I’m more inclined to think that instead of avoiding the drama inherent in difficult conversations, we might we want to accept it. And bring more of an actor’s mindset to them. Now actors like to think about motivation but they also do a lot of rehearsal. And that’s what I encourage people to do with difficult conversations. Play out a few lines of the scene and see how if feels to change what you say or do in any one of a number of ways.

Sometimes your understanding of the situation gains more from trying stuff out and doing things with your body, than engaging in analysis. Generally, it helps to try out some goofy things you wouldn’t normally do, to open up more possibility.

A lot of the time, people are surprised that very simple shifts can change how the conversation feels. Shorter sentences. Little changes of posture or pace. And doing less work and leaving more space to the other person. But you don’t get learning from a theory, you get it by trying, flailing around a little, and then making discoveries.

We put down our clever for a while, and use a bit more of the intelligence and creativity that comes out when we try stuff out, not just talk about it.


According to legend, famed cellist Pablo Casals was asked, at the age of 93, why he continued to practice. He replied, “because I think I’m noticing an improvement.”

Practice is a way of thinking about my work that I find really useful, and there are several layers to it.

In part, it’s about resisting the lure of labelling what I do as either success or failure. That seems to be set me up for anxiety. And if you are paying attention to the the intricacies of how human beings operate, it’s very hard to be sure if today’s success might turn out to be part of tomorrow’s failure, and vice versa. Beyond the labels of good and bad, we get more freedom to think about what’s actually happening.

This is not, however, an invitation to say, “oh well, anything goes”. As Dan Milman repeats in The Way of the Peaceful Warrior, there is never nothing happening. A spirit of practice encourages me to reflect more on how I work, not less.

It also constantly runs through my mind when I notice myself others doing what I call “teaching”. Teaching is ok in its place, but it’s a trance that quickly becomes self-defeating. When someone describes a challenge or problem, people often respond with advice and solutions. I often sense that isn’t really what’s needed.

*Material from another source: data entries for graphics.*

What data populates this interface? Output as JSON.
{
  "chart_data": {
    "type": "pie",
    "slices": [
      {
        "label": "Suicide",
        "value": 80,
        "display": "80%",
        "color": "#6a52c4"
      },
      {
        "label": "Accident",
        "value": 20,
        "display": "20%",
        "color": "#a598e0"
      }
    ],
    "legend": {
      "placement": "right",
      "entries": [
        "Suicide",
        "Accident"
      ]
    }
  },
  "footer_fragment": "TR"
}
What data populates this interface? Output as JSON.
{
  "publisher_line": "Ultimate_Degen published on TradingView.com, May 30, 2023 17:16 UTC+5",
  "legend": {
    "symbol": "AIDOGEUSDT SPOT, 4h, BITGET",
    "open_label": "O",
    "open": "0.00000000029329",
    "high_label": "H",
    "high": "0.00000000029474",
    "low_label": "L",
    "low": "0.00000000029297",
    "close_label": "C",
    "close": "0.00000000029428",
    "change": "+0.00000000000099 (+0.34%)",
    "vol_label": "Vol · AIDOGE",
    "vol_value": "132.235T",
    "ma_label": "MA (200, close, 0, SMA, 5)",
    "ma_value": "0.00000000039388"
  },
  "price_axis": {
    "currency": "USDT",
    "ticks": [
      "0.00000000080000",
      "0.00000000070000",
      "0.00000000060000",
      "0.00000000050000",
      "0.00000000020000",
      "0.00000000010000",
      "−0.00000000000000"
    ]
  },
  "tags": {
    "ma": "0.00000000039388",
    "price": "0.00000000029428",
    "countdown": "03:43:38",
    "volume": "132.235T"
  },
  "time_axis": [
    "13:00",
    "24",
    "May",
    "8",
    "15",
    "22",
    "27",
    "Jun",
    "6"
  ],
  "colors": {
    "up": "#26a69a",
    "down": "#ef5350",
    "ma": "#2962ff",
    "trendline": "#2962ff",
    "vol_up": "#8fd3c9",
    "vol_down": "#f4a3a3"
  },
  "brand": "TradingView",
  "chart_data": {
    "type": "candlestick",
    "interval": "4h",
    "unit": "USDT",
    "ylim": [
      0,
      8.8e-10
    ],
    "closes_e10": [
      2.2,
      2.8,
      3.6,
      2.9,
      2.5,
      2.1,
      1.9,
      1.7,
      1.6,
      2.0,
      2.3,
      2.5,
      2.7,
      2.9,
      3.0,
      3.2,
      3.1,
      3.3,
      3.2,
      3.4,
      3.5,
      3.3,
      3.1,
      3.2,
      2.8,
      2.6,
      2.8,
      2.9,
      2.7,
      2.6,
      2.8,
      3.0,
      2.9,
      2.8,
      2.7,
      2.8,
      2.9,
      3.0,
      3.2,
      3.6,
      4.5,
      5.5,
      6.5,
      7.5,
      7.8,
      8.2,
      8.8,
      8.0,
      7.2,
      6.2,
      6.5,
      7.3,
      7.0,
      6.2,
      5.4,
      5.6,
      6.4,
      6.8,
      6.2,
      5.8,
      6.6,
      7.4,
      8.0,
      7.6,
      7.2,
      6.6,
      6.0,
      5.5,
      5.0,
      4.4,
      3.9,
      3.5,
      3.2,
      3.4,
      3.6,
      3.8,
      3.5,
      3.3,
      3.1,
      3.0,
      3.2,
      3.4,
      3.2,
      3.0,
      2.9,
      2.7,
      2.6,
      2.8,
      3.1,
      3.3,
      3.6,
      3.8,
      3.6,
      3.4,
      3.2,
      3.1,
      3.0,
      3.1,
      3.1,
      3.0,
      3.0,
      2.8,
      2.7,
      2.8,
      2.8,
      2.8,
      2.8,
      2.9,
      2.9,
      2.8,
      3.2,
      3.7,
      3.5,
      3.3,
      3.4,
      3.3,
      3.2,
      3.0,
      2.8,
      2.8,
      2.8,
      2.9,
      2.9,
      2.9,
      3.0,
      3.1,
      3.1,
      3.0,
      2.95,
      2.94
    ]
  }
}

I often ask myself, instead of explaining things to people can I either embody it more myself, or create an activity from which they might discover their own interpretation of it, or just let them continue to reflect for themselves instead of interrupting their journey with helpful suggestions.

My friend John Wenger makes great related point. Many of life’s skills are processed in parts of our brain that aren’t about information and analysis:

Research indicates that skills based in this part of the brain are best learned through motivation, practice and feedback, rather than simple transfer of information. In other words things that involve the “F” word (feelings) require a transformational learning process. As Emotional Intelligence guru Daniel Goleman, states, “A brief seminar wont’ help, and it can’t be learned through a how-to manual.

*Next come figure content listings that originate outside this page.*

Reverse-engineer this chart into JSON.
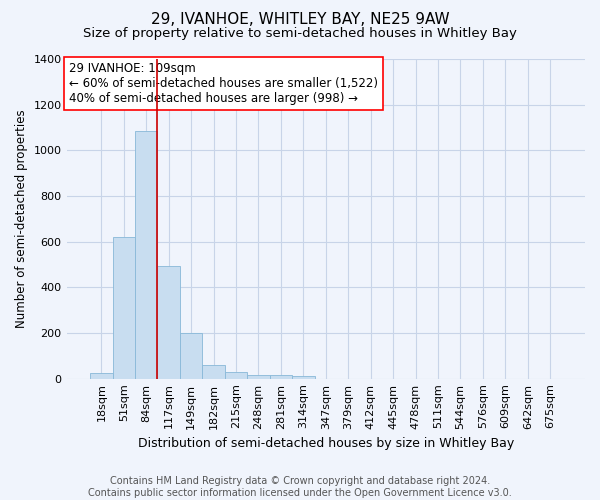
{
  "title": "29, IVANHOE, WHITLEY BAY, NE25 9AW",
  "subtitle": "Size of property relative to semi-detached houses in Whitley Bay",
  "xlabel": "Distribution of semi-detached houses by size in Whitley Bay",
  "ylabel": "Number of semi-detached properties",
  "footer_line1": "Contains HM Land Registry data © Crown copyright and database right 2024.",
  "footer_line2": "Contains public sector information licensed under the Open Government Licence v3.0.",
  "categories": [
    "18sqm",
    "51sqm",
    "84sqm",
    "117sqm",
    "149sqm",
    "182sqm",
    "215sqm",
    "248sqm",
    "281sqm",
    "314sqm",
    "347sqm",
    "379sqm",
    "412sqm",
    "445sqm",
    "478sqm",
    "511sqm",
    "544sqm",
    "576sqm",
    "609sqm",
    "642sqm",
    "675sqm"
  ],
  "values": [
    25,
    620,
    1085,
    495,
    200,
    60,
    30,
    18,
    15,
    12,
    0,
    0,
    0,
    0,
    0,
    0,
    0,
    0,
    0,
    0,
    0
  ],
  "bar_color": "#c8ddf0",
  "bar_edge_color": "#88b8d8",
  "grid_color": "#c8d4e8",
  "background_color": "#f0f4fc",
  "vline_color": "#cc0000",
  "vline_position": 2.5,
  "annotation_line1": "29 IVANHOE: 109sqm",
  "annotation_line2": "← 60% of semi-detached houses are smaller (1,522)",
  "annotation_line3": "40% of semi-detached houses are larger (998) →",
  "ylim": [
    0,
    1400
  ],
  "yticks": [
    0,
    200,
    400,
    600,
    800,
    1000,
    1200,
    1400
  ],
  "title_fontsize": 11,
  "subtitle_fontsize": 9.5,
  "xlabel_fontsize": 9,
  "ylabel_fontsize": 8.5,
  "tick_fontsize": 8,
  "annotation_fontsize": 8.5,
  "footer_fontsize": 7
}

In other words, we learn this stuff through seeing others practicing, and by practicing ourselves. Not from a how-to book or seminar.

The spirit of practice also crosses the questionable boundary between work and life. I increasingly realise that what I am doing working with groups, I need to get better at doing with myself, on my own. I’m quite adept at noticing when groups get stuck and need changes of pace, process or environment. I now get to practice doing this for myself… paying more attention to when I’ve been staring at screens for too long and need to get out on the bike or in the pool… or just do the washing up.

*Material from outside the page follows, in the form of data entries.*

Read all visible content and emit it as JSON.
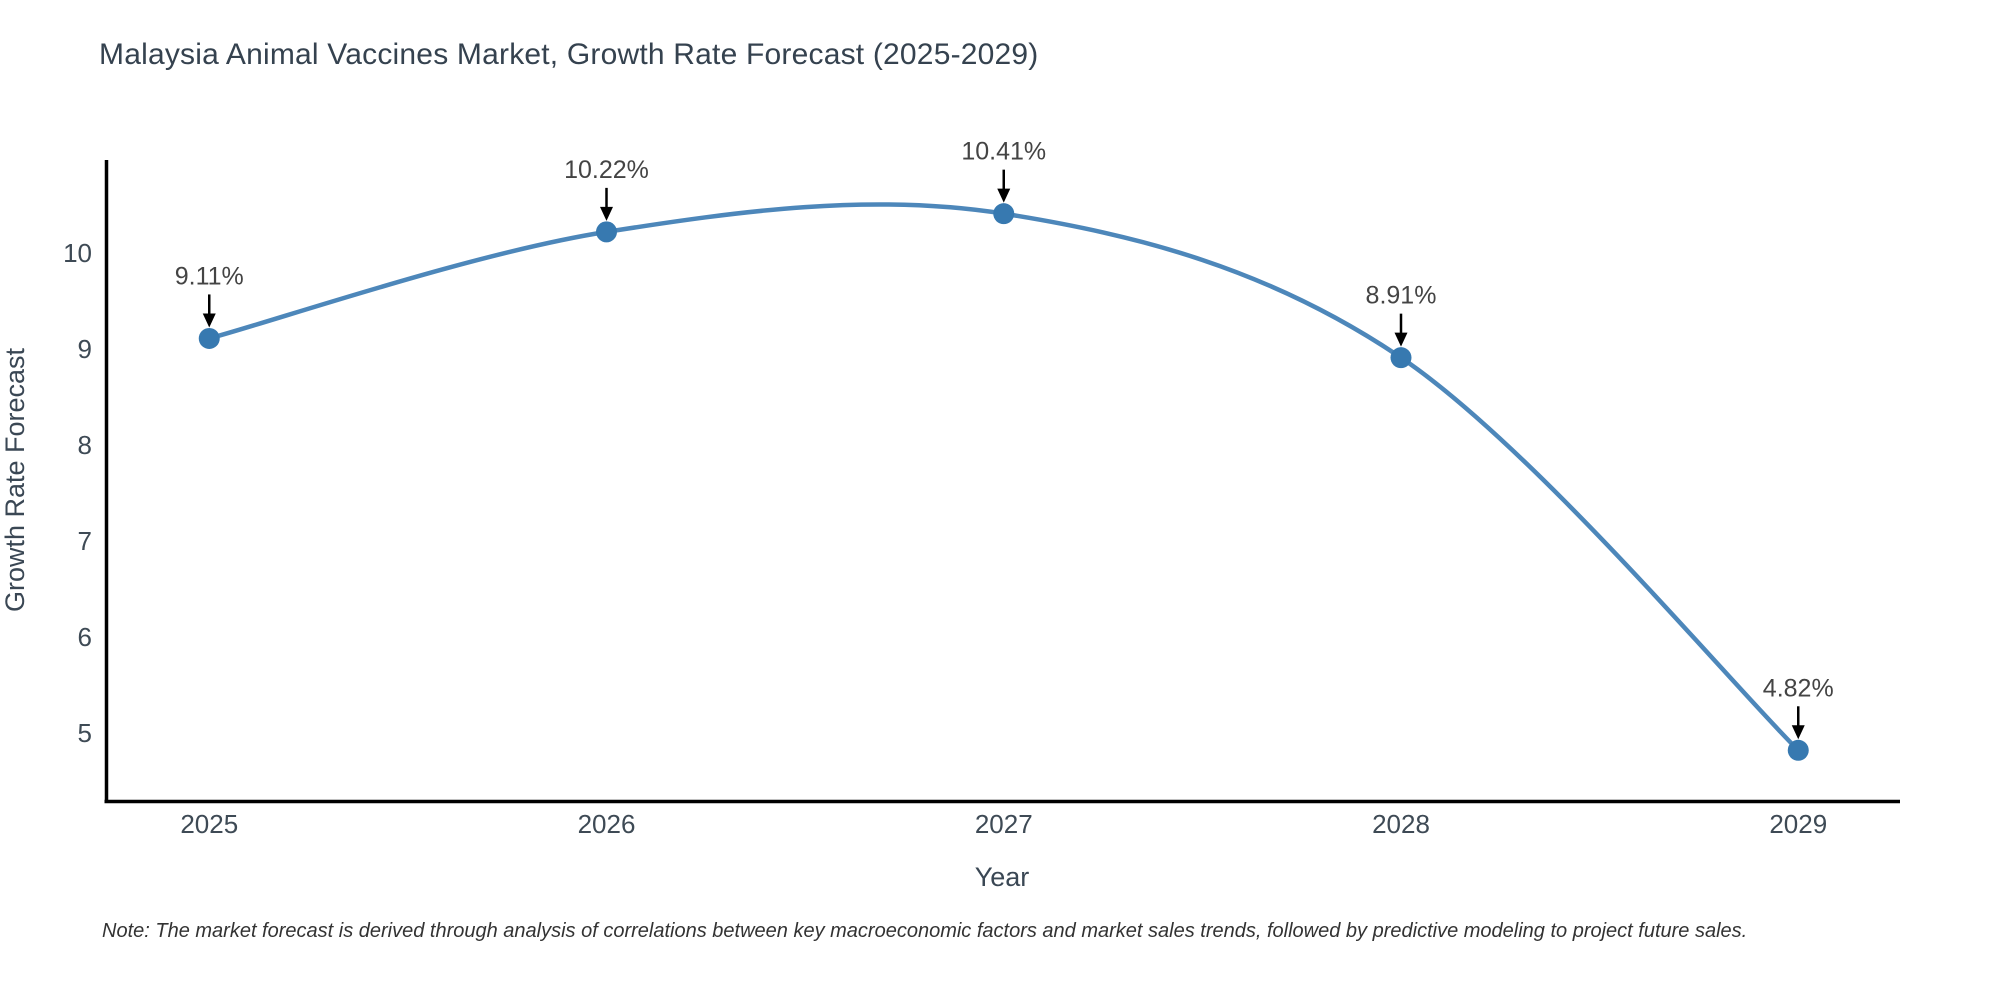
{
  "chart_data": {
    "type": "line",
    "title": "Malaysia Animal Vaccines Market, Growth Rate Forecast (2025-2029)",
    "xlabel": "Year",
    "ylabel": "Growth Rate Forecast",
    "note": "Note: The market forecast is derived through analysis of correlations between key macroeconomic factors and market sales trends, followed by predictive modeling to project future sales.",
    "x": [
      2025,
      2026,
      2027,
      2028,
      2029
    ],
    "series": [
      {
        "name": "Growth Rate Forecast",
        "values": [
          9.11,
          10.22,
          10.41,
          8.91,
          4.82
        ],
        "point_labels": [
          "9.11%",
          "10.22%",
          "10.41%",
          "8.91%",
          "4.82%"
        ]
      }
    ],
    "xticks": [
      "2025",
      "2026",
      "2027",
      "2028",
      "2029"
    ],
    "yticks": [
      5,
      6,
      7,
      8,
      9,
      10
    ],
    "ylim": [
      4.29,
      10.97
    ],
    "grid": false,
    "legend": "none",
    "line_shape": "spline",
    "annotation_style": "value label with downward arrow above each data point",
    "colors": {
      "line": "#4d87ba",
      "marker": "#3779b0",
      "axis_line": "#000000",
      "tick_text": "#3e4a55",
      "axis_title_text": "#3a4754",
      "title_text": "#35424f",
      "annotation_arrow": "#000000",
      "annotation_text": "#444444",
      "note_text": "#333333",
      "background": "#ffffff"
    }
  }
}
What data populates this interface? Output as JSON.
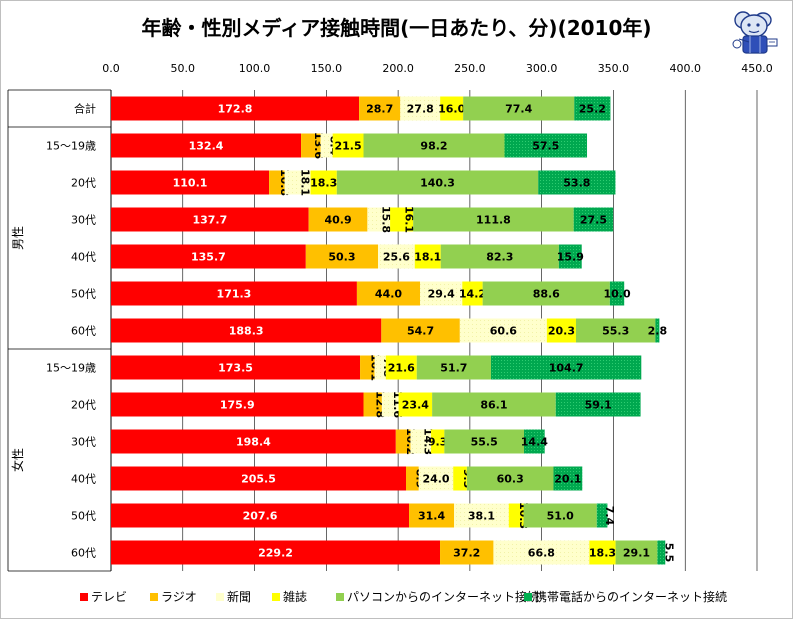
{
  "chart_data": {
    "type": "bar",
    "orientation": "horizontal",
    "stacked": true,
    "title": "年齢・性別メディア接触時間(一日あたり、分)(2010年)",
    "x_ticks": [
      "0.0",
      "50.0",
      "100.0",
      "150.0",
      "200.0",
      "250.0",
      "300.0",
      "350.0",
      "400.0",
      "450.0"
    ],
    "xlim": [
      0,
      450
    ],
    "grid": true,
    "categories": [
      "合計",
      "15〜19歳",
      "20代",
      "30代",
      "40代",
      "50代",
      "60代",
      "15〜19歳",
      "20代",
      "30代",
      "40代",
      "50代",
      "60代"
    ],
    "groups": [
      {
        "label": "男性",
        "start": 1,
        "end": 6
      },
      {
        "label": "女性",
        "start": 7,
        "end": 12
      }
    ],
    "series": [
      {
        "name": "テレビ",
        "color": "#ff0000",
        "values": [
          172.8,
          132.4,
          110.1,
          137.7,
          135.7,
          171.3,
          188.3,
          173.5,
          175.9,
          198.4,
          205.5,
          207.6,
          229.2
        ]
      },
      {
        "name": "ラジオ",
        "color": "#ffc000",
        "values": [
          28.7,
          13.6,
          10.8,
          40.9,
          50.3,
          44.0,
          54.7,
          10.1,
          12.8,
          10.2,
          8.9,
          31.4,
          37.2
        ]
      },
      {
        "name": "新聞",
        "color": "#ffffcc",
        "values": [
          27.8,
          8.4,
          18.1,
          15.8,
          25.6,
          29.4,
          60.6,
          7.8,
          11.6,
          14.3,
          24.0,
          38.1,
          66.8
        ]
      },
      {
        "name": "雑誌",
        "color": "#ffff00",
        "values": [
          16.0,
          21.5,
          18.3,
          16.1,
          18.1,
          14.2,
          20.3,
          21.6,
          23.4,
          9.3,
          9.5,
          10.3,
          18.3
        ]
      },
      {
        "name": "パソコンからのインターネット接続",
        "color": "#92d050",
        "values": [
          77.4,
          98.2,
          140.3,
          111.8,
          82.3,
          88.6,
          55.3,
          51.7,
          86.1,
          55.5,
          60.3,
          51.0,
          29.1
        ]
      },
      {
        "name": "携帯電話からのインターネット接続",
        "color": "#00b050",
        "values": [
          25.2,
          57.5,
          53.8,
          27.5,
          15.9,
          10.0,
          2.8,
          104.7,
          59.1,
          14.4,
          20.1,
          7.4,
          5.5
        ]
      }
    ],
    "label_rotated": [
      [
        false,
        false,
        false,
        false,
        false,
        false
      ],
      [
        false,
        true,
        true,
        false,
        false,
        false
      ],
      [
        false,
        true,
        true,
        false,
        false,
        false
      ],
      [
        false,
        false,
        true,
        true,
        false,
        false
      ],
      [
        false,
        false,
        false,
        false,
        false,
        false
      ],
      [
        false,
        false,
        false,
        false,
        false,
        false
      ],
      [
        false,
        false,
        false,
        false,
        false,
        false
      ],
      [
        false,
        true,
        true,
        false,
        false,
        false
      ],
      [
        false,
        true,
        true,
        false,
        false,
        false
      ],
      [
        false,
        true,
        true,
        false,
        false,
        false
      ],
      [
        false,
        true,
        false,
        true,
        false,
        false
      ],
      [
        false,
        false,
        false,
        true,
        false,
        true
      ],
      [
        false,
        false,
        false,
        false,
        false,
        true
      ]
    ]
  }
}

I am rather thinking that all of life is practice, is we choose to think of it that way.

Viv podcasts

Viv has recorded a podcast with Jessica Tangelder talking about creative facilitation, including a lot about how she I work together.

Of course, I agree with just about all of it; Viv and I have practiced together a lot over the past few years (despite being on opposite sides of the planet). It’s still useful to me to hear Viv articulate it and remind me that there is a reasonably coherent explanation of how I work!